08.03.2010
When the economy plummeted at the end of 2008, the Western U.S. branch of The Salvation Army was ahead of the cost-cutting game. CIO Clarence White had centralized the IT organization a year or two earlier, and he had consolidated the database and storage servers from the business units into a single data center in Long Beach, Calif.
The move wasn't aimed at cutting costs, but "the timing was good," White says. It reduced the charitable organization's technology footprint, encouraged more virtualization and lowered maintenance and power costs. "It was an unanticipated benefit," he says. "We looked like geniuses."
And White says that for the first time he feels that the organization has a strong disaster recovery strategy, thanks to consolidated storage and a fully replicated set of servers in a remote data center in Phoenix.

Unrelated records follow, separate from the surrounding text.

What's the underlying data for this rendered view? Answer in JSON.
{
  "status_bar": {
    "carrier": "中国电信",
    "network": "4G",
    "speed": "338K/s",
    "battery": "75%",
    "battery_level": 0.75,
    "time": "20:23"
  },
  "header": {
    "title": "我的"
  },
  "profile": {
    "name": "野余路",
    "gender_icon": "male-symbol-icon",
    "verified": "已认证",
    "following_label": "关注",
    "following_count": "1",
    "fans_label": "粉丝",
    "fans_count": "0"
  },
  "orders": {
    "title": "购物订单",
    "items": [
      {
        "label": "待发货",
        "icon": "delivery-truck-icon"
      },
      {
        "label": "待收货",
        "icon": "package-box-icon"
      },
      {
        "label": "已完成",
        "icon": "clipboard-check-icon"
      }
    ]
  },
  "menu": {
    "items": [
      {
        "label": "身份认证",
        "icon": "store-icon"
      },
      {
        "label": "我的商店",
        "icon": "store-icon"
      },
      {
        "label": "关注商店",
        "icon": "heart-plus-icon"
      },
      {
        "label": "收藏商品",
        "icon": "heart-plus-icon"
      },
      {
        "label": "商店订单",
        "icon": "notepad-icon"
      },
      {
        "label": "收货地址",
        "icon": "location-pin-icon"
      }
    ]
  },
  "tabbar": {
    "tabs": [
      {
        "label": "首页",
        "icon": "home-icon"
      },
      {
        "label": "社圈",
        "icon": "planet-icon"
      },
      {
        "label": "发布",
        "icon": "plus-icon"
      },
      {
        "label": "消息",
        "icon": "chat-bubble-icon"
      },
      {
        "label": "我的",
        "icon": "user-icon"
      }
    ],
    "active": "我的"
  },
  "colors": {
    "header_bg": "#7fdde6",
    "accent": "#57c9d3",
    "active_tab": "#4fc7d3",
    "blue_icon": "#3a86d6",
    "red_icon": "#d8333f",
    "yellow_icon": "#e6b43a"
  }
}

For decades, the pendulum has swung between centralized IT organizations and decentralized operations featuring small IT groups in each business unit. But with the urgent need to cut costs today, there's a good argument to be made for the former arrangement. With technology assets in one place, it's easier to take advantage of developments such as virtualization, storage de-duplication, cloud computing and outsourcing, all of which promise to lower costs.
Centralization also makes it easier to create an effective disaster recovery strategy, minimize labor redundancies, get volume discounts on technology purchases, and lower maintenance and training costs through standardization, proponents say.